Sunday 11 November 2007

From a novel in progress...

I didn’t want a buffer and tried to tell her that. When shown the deep end all I wanted to do was jump. I felt as though I had been well and truly buffed-up enough. Thank you. I had been so polished it seemed to me that I was ready to be displayed. A reliable ornament. An expected sight. I was both heirloom and heir apparent. I was certainly meant to be, Espirit in waiting, and the doubters, from some of the Homes for Peace senior management, expressed concern over my father’s automatic sense that I, as his son, should take over what was now a large and multinational corporation. They were of the new school that didn’t believe in inherited wealth or privilege, that too many blue chips were willy nilly passed on to chips off the old block and soon you would have a successful age old business becoming a growing concern.

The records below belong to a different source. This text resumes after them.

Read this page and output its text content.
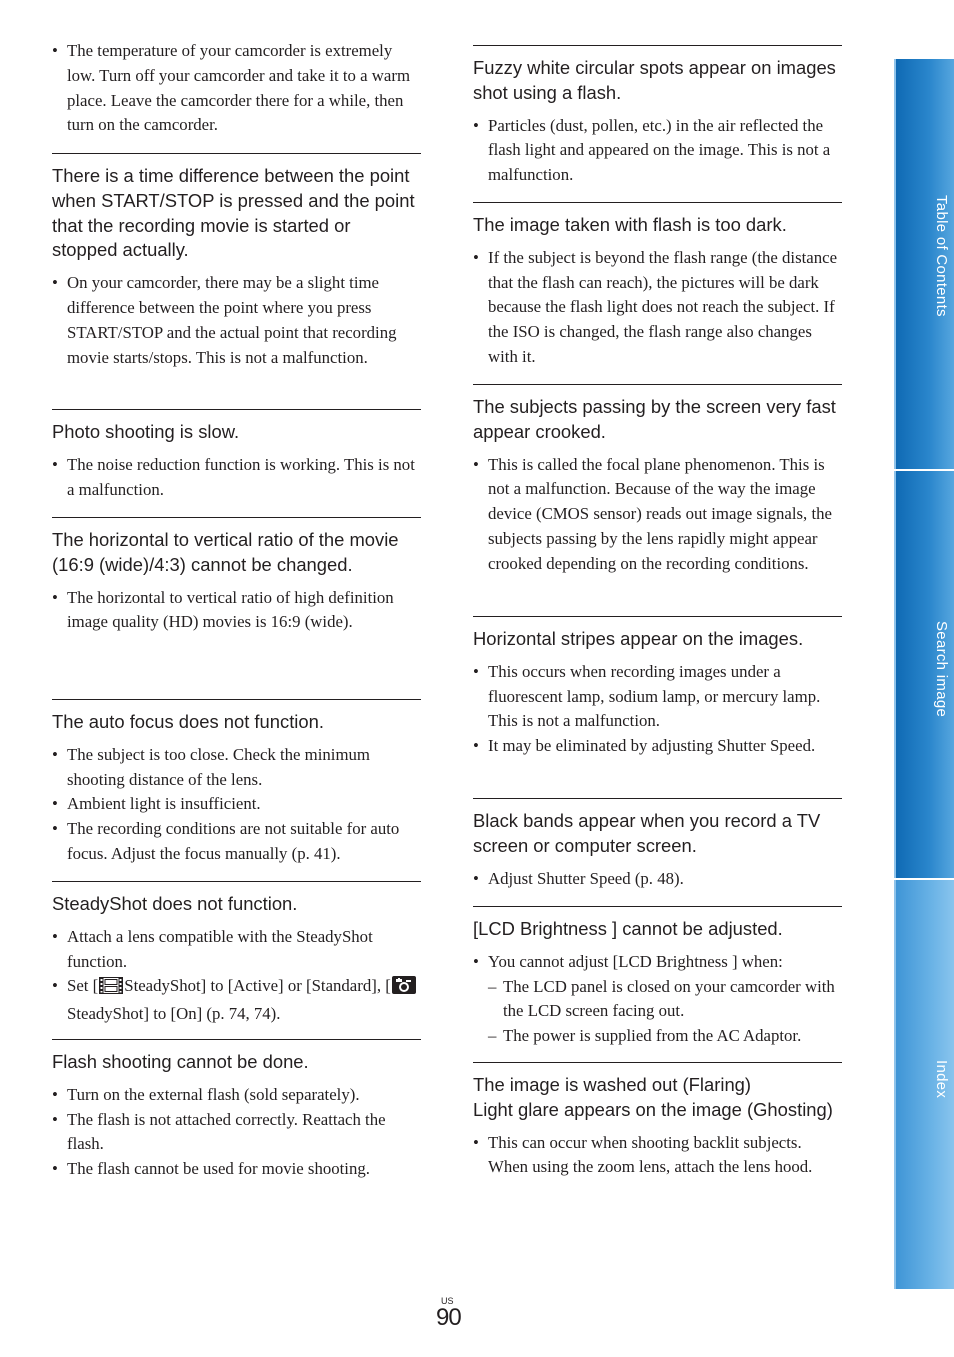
• The temperature of your camcorder is extremely low. Turn off your camcorder and take it to a warm place. Leave the camcorder there for a while, then turn on the camcorder.
There is a time difference between the point when START/STOP is pressed and the point that the recording movie is started or stopped actually.
• On your camcorder, there may be a slight time difference between the point where you press START/STOP and the actual point that recording movie starts/stops. This is not a malfunction.
Photo shooting is slow.
• The noise reduction function is working. This is not a malfunction.
The horizontal to vertical ratio of the movie (16:9 (wide)/4:3) cannot be changed.
• The horizontal to vertical ratio of high definition image quality (HD) movies is 16:9 (wide).
The auto focus does not function.
• The subject is too close. Check the minimum shooting distance of the lens.
• Ambient light is insufficient.
• The recording conditions are not suitable for auto focus. Adjust the focus manually (p. 41).
SteadyShot does not function.
• Attach a lens compatible with the SteadyShot function.
• Set [ SteadyShot] to [Active] or [Standard], [SteadyShot] to [On] (p. 74, 74).
Flash shooting cannot be done.
• Turn on the external flash (sold separately).
• The flash is not attached correctly. Reattach the flash.
• The flash cannot be used for movie shooting.
Fuzzy white circular spots appear on images shot using a flash.
• Particles (dust, pollen, etc.) in the air reflected the flash light and appeared on the image. This is not a malfunction.
The image taken with flash is too dark.
• If the subject is beyond the flash range (the distance that the flash can reach), the pictures will be dark because the flash light does not reach the subject. If the ISO is changed, the flash range also changes with it.
The subjects passing by the screen very fast appear crooked.
• This is called the focal plane phenomenon. This is not a malfunction. Because of the way the image device (CMOS sensor) reads out image signals, the subjects passing by the lens rapidly might appear crooked depending on the recording conditions.
Horizontal stripes appear on the images.
• This occurs when recording images under a fluorescent lamp, sodium lamp, or mercury lamp. This is not a malfunction.
• It may be eliminated by adjusting Shutter Speed.
Black bands appear when you record a TV screen or computer screen.
• Adjust Shutter Speed (p. 48).
[LCD Brightness ] cannot be adjusted.
• You cannot adjust [LCD Brightness ] when:
– The LCD panel is closed on your camcorder with the LCD screen facing out.
– The power is supplied from the AC Adaptor.
The image is washed out (Flaring)
Light glare appears on the image (Ghosting)
• This can occur when shooting backlit subjects. When using the zoom lens, attach the lens hood.
Table of Contents
Search image
Index
US
90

But anyway, but everyway, I stopped over in the city because I had to; there was no possibility of a flight direct and so I found myself in the bustling metropolis with one eye on where I was and many thoughts on where I was going. Seating myself in a busy café on the ground floor level of a fifty storey building that pushed aggressively full of gleam and steel into the low cloud and disappeared I ordered from a multilingual menu with an array of fused cuisines, I asked for only coffee and allowed myself the moment Etiane knew I needed. And both by her skill in negotiating with NGOs to get me visas and nearly official access and by her ability to have scoured my soul of the death craving impulses that had led me to lie down in snow, I found myself in a place, a space of incredible noise and fumes absorbed in the impact that was made when I woke up from being dead.